The 2016 number is actually lower than it was in 1999, however, at the peak of an earlier epidemic of crack cocaine and methamphetamine use. As the current opioid epidemic first began to build, total foster care numbers continued to drop. One of the ASPE briefing reports, whose lead author is Robin Ghertner, attributes that decline to “efforts across the country to reduce unnecessary foster care placements and to identify permanent placements . . . through reunification, guardianship, and adoption.”
Foster care numbers began to climb again in 2012, the report notes, at about the same time that the pace of drug overdose deaths nationally—which had been rising at about 2.7 percent per year—suddenly began accelerating.
“The opioid epidemic is serious and has had devastating effects on possibly a fourth or fifth of states,” says Dee Wilson, a former child welfare administrator and researcher in Washington who now writes about child protection issues, “but it’s not in the same league as what happened in the late 1980s and 90s.” Based on past cycles of rising and falling foster care numbers, Wilson predicts that the country is about halfway through the current epidemic.
“The Real Solutions Are at the Front End”
Leadership at the federal level offers some hope for stemming the flow of children into foster care, says Santana, of Children’s Rights. The Family First Prevention Services Act, passed in February, will allow states to spend federal child welfare dollars on preventive efforts to keep families together, such as substance abuse and mental health treatment programs.
“The real solutions are actually at the front end,” says Santana, “by wrapping mental health and drug treatment services around families with children at risk of entering the child welfare system.” The Family First Act is “a bold and needed step in that direction,” he says.
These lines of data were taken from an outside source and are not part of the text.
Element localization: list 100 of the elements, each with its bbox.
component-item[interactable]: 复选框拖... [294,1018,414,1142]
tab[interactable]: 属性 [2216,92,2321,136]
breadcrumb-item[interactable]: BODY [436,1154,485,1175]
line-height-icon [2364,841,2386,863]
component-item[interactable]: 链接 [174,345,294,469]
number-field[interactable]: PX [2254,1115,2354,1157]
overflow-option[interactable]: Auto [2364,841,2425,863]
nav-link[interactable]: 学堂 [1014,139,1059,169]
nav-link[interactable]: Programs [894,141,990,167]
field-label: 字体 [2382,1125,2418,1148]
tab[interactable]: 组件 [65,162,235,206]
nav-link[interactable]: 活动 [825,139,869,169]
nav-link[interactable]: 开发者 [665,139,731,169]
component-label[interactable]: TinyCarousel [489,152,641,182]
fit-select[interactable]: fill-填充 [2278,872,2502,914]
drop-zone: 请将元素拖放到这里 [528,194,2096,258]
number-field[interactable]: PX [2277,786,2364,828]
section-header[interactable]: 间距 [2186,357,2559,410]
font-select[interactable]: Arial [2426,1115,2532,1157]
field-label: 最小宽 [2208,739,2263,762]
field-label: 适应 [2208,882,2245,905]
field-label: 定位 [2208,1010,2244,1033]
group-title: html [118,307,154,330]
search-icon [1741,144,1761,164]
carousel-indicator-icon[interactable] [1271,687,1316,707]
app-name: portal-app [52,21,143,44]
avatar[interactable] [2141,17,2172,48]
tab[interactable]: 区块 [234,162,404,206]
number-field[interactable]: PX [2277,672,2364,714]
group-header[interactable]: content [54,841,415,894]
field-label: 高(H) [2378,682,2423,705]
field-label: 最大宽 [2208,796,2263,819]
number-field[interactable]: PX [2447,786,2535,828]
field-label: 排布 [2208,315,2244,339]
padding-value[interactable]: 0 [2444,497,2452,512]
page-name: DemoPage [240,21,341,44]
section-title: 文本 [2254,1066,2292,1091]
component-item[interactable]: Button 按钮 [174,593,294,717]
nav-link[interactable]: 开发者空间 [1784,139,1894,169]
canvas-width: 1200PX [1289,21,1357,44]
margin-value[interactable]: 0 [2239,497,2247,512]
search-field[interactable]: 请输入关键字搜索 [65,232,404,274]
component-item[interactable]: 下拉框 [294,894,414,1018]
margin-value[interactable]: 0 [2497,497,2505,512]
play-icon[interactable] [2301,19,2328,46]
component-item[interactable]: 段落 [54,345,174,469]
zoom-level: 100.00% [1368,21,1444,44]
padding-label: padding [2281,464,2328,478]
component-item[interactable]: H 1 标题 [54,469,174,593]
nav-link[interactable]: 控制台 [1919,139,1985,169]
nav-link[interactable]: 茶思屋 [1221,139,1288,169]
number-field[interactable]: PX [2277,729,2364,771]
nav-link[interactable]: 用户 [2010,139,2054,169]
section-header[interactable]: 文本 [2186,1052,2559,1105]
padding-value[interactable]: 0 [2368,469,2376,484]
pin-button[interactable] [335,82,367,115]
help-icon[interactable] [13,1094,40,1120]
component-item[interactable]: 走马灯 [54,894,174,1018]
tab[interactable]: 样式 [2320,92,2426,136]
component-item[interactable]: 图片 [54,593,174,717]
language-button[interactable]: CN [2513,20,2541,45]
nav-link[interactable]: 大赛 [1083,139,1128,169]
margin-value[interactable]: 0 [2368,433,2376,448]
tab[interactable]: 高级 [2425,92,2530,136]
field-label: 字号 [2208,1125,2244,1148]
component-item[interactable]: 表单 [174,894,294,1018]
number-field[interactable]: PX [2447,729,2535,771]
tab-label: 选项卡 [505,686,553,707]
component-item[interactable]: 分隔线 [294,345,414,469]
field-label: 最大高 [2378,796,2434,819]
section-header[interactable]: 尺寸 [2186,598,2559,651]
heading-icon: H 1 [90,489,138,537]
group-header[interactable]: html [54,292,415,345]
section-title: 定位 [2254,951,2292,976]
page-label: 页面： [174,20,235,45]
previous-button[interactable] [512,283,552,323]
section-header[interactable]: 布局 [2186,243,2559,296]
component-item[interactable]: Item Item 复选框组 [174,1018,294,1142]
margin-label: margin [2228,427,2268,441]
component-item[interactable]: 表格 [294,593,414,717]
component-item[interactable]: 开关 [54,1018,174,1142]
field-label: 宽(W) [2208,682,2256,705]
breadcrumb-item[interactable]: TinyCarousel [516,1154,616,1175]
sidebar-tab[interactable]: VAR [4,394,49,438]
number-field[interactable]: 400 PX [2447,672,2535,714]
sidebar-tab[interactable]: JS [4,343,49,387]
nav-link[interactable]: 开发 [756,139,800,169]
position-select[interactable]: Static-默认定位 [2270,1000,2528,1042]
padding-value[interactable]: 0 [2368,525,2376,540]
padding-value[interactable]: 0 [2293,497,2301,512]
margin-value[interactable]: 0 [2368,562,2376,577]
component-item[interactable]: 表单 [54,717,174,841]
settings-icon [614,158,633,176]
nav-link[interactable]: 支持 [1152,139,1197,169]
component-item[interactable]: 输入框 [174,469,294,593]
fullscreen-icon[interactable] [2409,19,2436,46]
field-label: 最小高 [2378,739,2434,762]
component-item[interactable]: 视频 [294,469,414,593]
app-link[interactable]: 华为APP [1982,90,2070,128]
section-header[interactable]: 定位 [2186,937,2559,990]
Even with more federal dollars for prevention, states will have to increase their spending to adequately care for the ongoing surge of kids entering foster care, Santana and other child advocates say. That includes hiring more case workers and expanding residential treatment options for children who have experienced extreme trauma and whose behavior prevents them from being placed in regular foster homes. But ramping up services will take time and major infusions of public dollars that not all states may be willing or able to invest.
In the longer term, states and municipalities hope that some of the hundreds of lawsuits they have filed against opioid manufacturers and distributors will result in substantial reimbursements for a multitude of epidemic-related expenditures, including child welfare services. But the cases are at an early stage, the defendants deny wrongdoing, and settlements, if any, are not imminent.
In the meantime, more and more children and their parents will be drawn into child welfare systems that were already under-resourced and functioning poorly before the opioid epidemic took hold.